Fortbestand bis 2023 gesichert. Besuch von Mathias Richter, Staatssekretär im NRW-Schulministerium, in Simmerath.
SIMMERATH Die Förderschule Nordeifel hat ihre zweite und vermutlich letzte Chance beim Schopfe gepackt und ihren Fortbestand zunächst bis zum Jahr 2023 gesichert. Auch für die Zeit danach ist die einstmals kleinste Förderschule des Landes auf einem guten Weg, wie am Dienstag beim Besuch von Mathias Richter, Staatssekretär im NRW-Schulministerium, deutlich wurde.
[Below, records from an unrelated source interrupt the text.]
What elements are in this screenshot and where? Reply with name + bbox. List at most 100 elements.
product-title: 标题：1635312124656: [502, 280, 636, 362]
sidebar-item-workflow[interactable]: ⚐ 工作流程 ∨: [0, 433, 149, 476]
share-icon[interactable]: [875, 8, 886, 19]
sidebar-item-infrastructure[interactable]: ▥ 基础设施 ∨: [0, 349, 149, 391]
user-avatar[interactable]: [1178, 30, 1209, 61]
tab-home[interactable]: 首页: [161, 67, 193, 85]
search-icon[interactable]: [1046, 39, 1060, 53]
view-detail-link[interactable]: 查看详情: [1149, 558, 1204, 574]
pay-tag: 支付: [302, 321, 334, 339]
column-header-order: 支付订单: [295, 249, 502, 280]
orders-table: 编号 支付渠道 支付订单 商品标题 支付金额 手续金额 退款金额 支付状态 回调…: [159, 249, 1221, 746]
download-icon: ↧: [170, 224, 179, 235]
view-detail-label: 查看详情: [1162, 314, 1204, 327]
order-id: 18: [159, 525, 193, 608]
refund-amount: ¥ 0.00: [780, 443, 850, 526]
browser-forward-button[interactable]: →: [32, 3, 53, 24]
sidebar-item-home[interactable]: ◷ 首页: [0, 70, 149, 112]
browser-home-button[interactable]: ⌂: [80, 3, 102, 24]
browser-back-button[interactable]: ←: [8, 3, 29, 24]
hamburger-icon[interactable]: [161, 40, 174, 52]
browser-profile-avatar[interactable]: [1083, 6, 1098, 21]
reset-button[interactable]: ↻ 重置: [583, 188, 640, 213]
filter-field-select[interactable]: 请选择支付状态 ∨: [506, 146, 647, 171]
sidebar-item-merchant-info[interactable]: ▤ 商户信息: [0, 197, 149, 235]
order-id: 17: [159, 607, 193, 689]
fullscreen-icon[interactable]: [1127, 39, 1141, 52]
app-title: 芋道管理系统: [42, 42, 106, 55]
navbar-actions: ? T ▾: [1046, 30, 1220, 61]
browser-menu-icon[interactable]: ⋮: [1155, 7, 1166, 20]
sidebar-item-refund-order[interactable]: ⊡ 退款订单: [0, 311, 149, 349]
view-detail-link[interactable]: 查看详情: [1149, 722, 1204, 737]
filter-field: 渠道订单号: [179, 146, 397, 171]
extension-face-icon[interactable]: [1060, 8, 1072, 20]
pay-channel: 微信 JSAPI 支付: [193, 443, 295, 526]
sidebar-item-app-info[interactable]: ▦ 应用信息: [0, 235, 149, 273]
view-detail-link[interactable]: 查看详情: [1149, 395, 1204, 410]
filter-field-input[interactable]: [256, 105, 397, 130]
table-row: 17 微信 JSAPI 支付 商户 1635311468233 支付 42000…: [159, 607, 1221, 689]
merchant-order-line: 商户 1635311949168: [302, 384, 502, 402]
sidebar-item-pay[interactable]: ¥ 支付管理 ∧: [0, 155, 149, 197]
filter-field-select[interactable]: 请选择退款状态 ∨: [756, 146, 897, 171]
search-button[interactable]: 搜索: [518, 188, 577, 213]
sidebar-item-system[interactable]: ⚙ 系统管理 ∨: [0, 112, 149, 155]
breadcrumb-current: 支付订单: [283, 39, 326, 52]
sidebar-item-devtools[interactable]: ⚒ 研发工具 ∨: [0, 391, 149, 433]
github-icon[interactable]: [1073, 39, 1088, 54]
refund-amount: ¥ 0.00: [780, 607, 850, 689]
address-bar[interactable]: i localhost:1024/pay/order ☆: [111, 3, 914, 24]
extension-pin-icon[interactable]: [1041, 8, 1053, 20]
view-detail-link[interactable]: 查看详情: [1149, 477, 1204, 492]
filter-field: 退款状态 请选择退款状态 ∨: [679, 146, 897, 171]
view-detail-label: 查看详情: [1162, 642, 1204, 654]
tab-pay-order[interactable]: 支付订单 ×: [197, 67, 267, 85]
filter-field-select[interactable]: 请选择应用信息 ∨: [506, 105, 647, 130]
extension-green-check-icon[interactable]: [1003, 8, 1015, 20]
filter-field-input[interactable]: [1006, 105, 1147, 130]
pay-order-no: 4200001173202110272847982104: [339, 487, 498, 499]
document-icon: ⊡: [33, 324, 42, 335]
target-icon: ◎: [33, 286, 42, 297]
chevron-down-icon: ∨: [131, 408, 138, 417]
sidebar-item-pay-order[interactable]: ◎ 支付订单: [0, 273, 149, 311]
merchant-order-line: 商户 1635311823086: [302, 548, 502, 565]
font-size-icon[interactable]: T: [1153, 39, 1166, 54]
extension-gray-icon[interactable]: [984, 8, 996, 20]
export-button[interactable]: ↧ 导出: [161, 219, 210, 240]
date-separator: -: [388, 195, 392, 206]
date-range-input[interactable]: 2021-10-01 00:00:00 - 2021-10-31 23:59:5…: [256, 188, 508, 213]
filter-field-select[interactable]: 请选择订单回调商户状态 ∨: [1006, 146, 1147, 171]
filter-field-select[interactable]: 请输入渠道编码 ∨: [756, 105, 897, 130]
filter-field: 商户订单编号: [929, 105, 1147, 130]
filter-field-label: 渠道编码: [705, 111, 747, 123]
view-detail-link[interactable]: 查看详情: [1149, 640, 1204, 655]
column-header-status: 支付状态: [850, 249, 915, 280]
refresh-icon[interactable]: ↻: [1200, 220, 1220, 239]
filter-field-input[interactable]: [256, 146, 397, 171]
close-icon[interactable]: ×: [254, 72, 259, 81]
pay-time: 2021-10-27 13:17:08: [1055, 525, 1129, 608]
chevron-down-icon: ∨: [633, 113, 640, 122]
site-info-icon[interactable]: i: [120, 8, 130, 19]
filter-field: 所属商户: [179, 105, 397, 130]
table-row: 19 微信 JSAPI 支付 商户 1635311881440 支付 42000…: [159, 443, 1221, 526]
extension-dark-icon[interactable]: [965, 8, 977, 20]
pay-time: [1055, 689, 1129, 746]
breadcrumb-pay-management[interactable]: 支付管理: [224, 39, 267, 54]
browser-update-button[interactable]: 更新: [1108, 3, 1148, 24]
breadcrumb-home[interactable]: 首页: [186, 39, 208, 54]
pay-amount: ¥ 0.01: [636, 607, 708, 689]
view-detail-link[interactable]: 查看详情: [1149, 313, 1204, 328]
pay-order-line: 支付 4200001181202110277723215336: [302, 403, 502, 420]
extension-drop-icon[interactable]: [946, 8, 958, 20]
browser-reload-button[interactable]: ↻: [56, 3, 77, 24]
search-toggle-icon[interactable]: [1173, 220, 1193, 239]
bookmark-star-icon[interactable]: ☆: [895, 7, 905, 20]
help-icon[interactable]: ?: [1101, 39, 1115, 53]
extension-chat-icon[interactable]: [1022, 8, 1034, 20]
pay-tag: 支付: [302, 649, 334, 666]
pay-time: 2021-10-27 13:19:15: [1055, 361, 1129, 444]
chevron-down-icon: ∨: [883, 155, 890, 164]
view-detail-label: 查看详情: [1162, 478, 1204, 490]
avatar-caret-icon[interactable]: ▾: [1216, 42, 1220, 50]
Es war schon eine Art „große Schulkonferenz“, die sich da am zweiten Tag der Herbstferien im Rathaus eingefunden hatte. Von der Förderschule Nordeifel, um die es in dieser Runde vornehmlich ging, waren Lehrerinnen, Eltern, Schulleitung und Kinder gekommen, gleich drei Landtagsabgeordnete und Vertreter des Schuldezernats bei der Städteregion Aachen saßen mit am Tisch, und auch die vier Kommunen in den beiden kleinen und großen Schulzweckverbänden waren vertreten, als Bürgermeister Karl-Heinz Hermanns die Gäste „zu einem erfreulichen Termin“ begrüßte. Hermanns stellte den Gast aus dem Düsseldorfer Ministerium als „entscheidende Kraft im Kampf um den Erhalt der Förderschule in Eicherscheid“ vor, als er die Ereignisse rund um die Einrichtung seit 2015 noch einmal chronologisch Revue passieren ließ. „Wir haben schwere Zeiten hinter uns“, meinte Hermanns und erinnerte an den 10. Februar 2015, als das damalige rot-grüne NRW-Schulministerium im Zuge der Inklusion gleichsam das Ende des Förderschulstandorts ankündigte. Nach dem Regierungswechsel in Düsseldorf keimte erste Hoffnung auf eine Fortführung der Schule am 25. Oktober 2017 auf, als die neue Schulministerin Gebauer persönlich die kleine Schule in der Eifel besuchte, ihr Ministerium drei Monate später die Wiedereinrichtung beschloss und wiederum zwei Wochen später die Bezirksregierung diesen Schritt genehmigte, „wenn auch zunächst auf ein Jahr befristet“, erinnerte der Bürgermeister. Am 11. April kam es dann zu einem intensiven und letztlich entscheidenden Gespräch mit Mathias Richter, in dem es um eine längerfristige Fortführung der Förderschule Nordeifel ging. Schließlich verkündete das Ministerium am 6. Juli dieses Jahres, kurz vor den Sommerferien, die neue Mindestgrößenverordnung, mit der die kleine Eifeler Schule fünf Jahre Zeit erhält, um die Mindestgröße zu erreichen.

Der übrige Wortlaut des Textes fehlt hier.